Tomatoes have hit their peak, bright red, deeply flavored and oh so juicy, there’s no better time of year to enjoy them. So naturally I’ve been taking advantage of the surplus and making good use of them in salads and soups, but as the days inevitably start to shorten and we drift into fall in these juicy specimens will soon disappear and there are still other tasty ways to prepare them.
Take these zucchini and mushroom stuffed tomatoes for example, they make the perfect transitional dish to take us into the new season. Among tomatoes many attributes, they take well to stuffing. Hollowed out, stuffed and baked, they hold their shape quite well while remaining tender.

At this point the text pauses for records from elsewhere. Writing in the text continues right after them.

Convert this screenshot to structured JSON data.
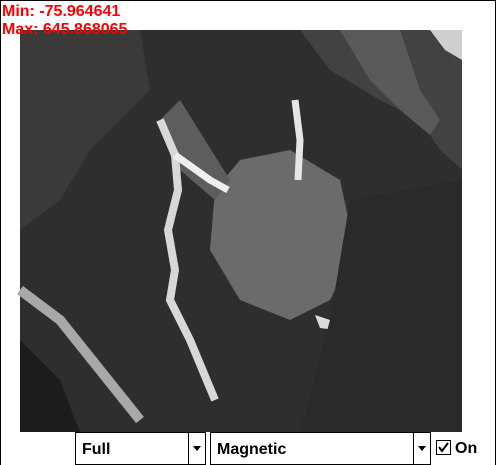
{
  "overlay": {
    "min": "Min: -75.964641",
    "max": "Max: 645.868065"
  },
  "controls": {
    "range": "Full",
    "channel": "Magnetic",
    "checkbox": "On"
  }
}
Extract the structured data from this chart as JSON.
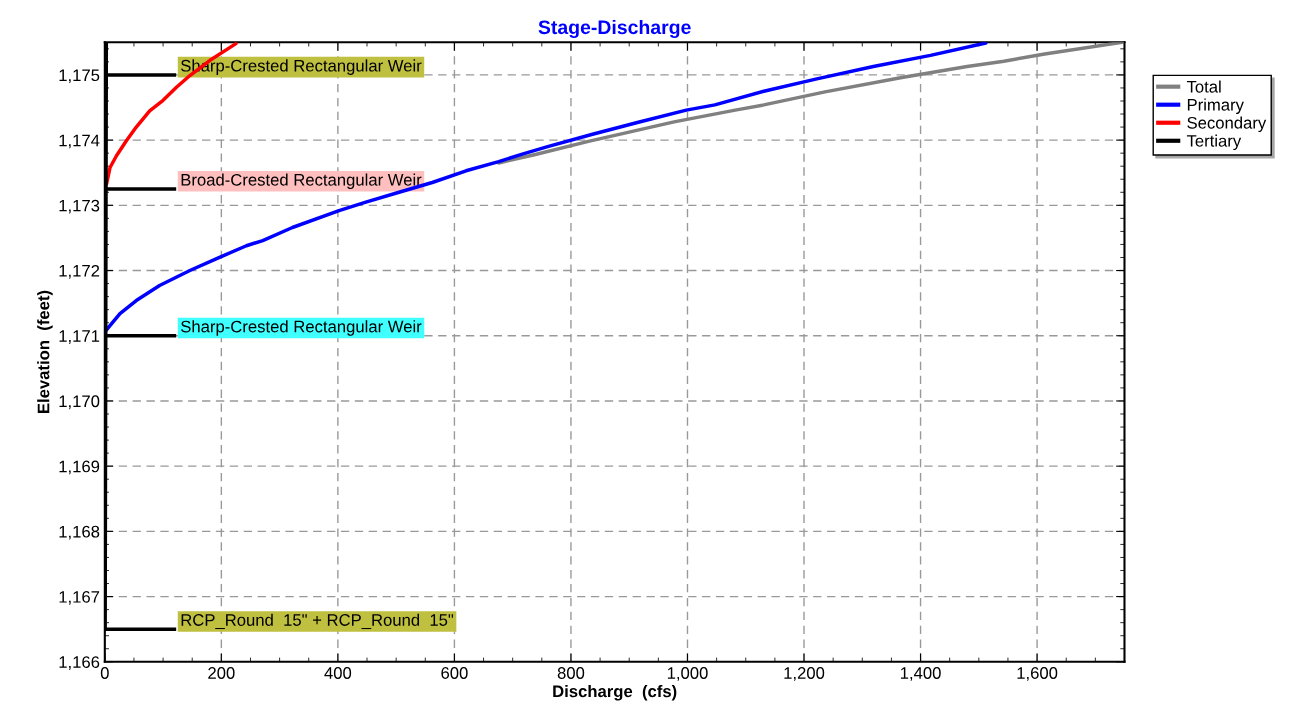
{
  "chart_data": {
    "type": "line",
    "title": "Stage-Discharge",
    "xlabel": "Discharge  (cfs)",
    "ylabel": "Elevation  (feet)",
    "xlim": [
      0,
      1750
    ],
    "ylim": [
      1166,
      1175.5
    ],
    "xticks": [
      0,
      200,
      400,
      600,
      800,
      {
        "value": 1000,
        "label": "1,000"
      },
      {
        "value": 1200,
        "label": "1,200"
      },
      {
        "value": 1400,
        "label": "1,400"
      },
      {
        "value": 1600,
        "label": "1,600"
      }
    ],
    "yticks": [
      {
        "value": 1166,
        "label": "1,166"
      },
      {
        "value": 1167,
        "label": "1,167"
      },
      {
        "value": 1168,
        "label": "1,168"
      },
      {
        "value": 1169,
        "label": "1,169"
      },
      {
        "value": 1170,
        "label": "1,170"
      },
      {
        "value": 1171,
        "label": "1,171"
      },
      {
        "value": 1172,
        "label": "1,172"
      },
      {
        "value": 1173,
        "label": "1,173"
      },
      {
        "value": 1174,
        "label": "1,174"
      },
      {
        "value": 1175,
        "label": "1,175"
      }
    ],
    "grid": true,
    "legend": "top right",
    "line_style": "solid",
    "marker": "none",
    "series": [
      {
        "name": "Total",
        "color": "#808080",
        "x": [
          676,
          739,
          830,
          928,
          977,
          1082,
          1131,
          1236,
          1368,
          1480,
          1543,
          1613,
          1746
        ],
        "values": [
          1173.65,
          1173.78,
          1173.98,
          1174.18,
          1174.28,
          1174.46,
          1174.54,
          1174.74,
          1174.96,
          1175.13,
          1175.21,
          1175.32,
          1175.5
        ]
      },
      {
        "name": "Primary",
        "color": "#0000ff",
        "x": [
          0,
          26,
          54,
          94,
          146,
          191,
          243,
          271,
          322,
          402,
          448,
          505,
          562,
          620,
          676,
          718,
          760,
          837,
          914,
          998,
          1047,
          1131,
          1222,
          1319,
          1417,
          1512
        ],
        "values": [
          1171.06,
          1171.34,
          1171.54,
          1171.77,
          1172.0,
          1172.18,
          1172.38,
          1172.46,
          1172.66,
          1172.92,
          1173.05,
          1173.2,
          1173.35,
          1173.53,
          1173.67,
          1173.79,
          1173.9,
          1174.09,
          1174.27,
          1174.46,
          1174.54,
          1174.75,
          1174.94,
          1175.13,
          1175.3,
          1175.49
        ]
      },
      {
        "name": "Secondary",
        "color": "#ff0000",
        "x": [
          3,
          9,
          20,
          37,
          54,
          77,
          100,
          123,
          146,
          180,
          225
        ],
        "values": [
          1173.33,
          1173.58,
          1173.76,
          1173.99,
          1174.2,
          1174.45,
          1174.61,
          1174.81,
          1174.99,
          1175.22,
          1175.48
        ]
      },
      {
        "name": "Tertiary",
        "color": "#000000",
        "x": [
          0,
          2
        ],
        "values": [
          1166.5,
          1175.5
        ]
      }
    ],
    "ref_lines": [
      {
        "axis": "y",
        "value": 1175.0,
        "label": "Sharp-Crested Rectangular Weir",
        "color": "#000000"
      },
      {
        "axis": "y",
        "value": 1173.25,
        "label": "Broad-Crested Rectangular Weir",
        "color": "#000000"
      },
      {
        "axis": "y",
        "value": 1171.0,
        "label": "Sharp-Crested Rectangular Weir",
        "color": "#000000"
      },
      {
        "axis": "y",
        "value": 1166.5,
        "label": "RCP_Round  15\" + RCP_Round  15\"",
        "color": "#000000"
      }
    ]
  }
}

The great thing about stuffed tomatoes is how versatile they are, stuff some vegetables into a tomato and call it a meal, or serve it as an appetizer or a side dish instead. It’s just as wonderful piping hot out of the oven as it is at room temperature which makes it a good choice for parties. And I promise, preparing stuffed tomatoes is not as difficult as it may sound.
These tomatoes are stuffed with a mixture of finely chopped zucchini and mushrooms which is seasoned with olive oil, garlic and thyme for a taste of Provence where stuffed vegetables are actually quite popular.
The tomato tops are sliced off and set aside, and the tomatoes hollowed and salted to draw out excess moisture while the filling cooks. Toasted walnuts and fresh parsley are stirred into the filling for extra flavor and heft then piled into the prepared tomato shells. The tops go back on and the tomatoes are hit with a drizzle of olive oil before heading to the oven to bake until tender and juicy. It’s really as easy as simple as that and it would be a shame not to try it before the tomatoes are gone.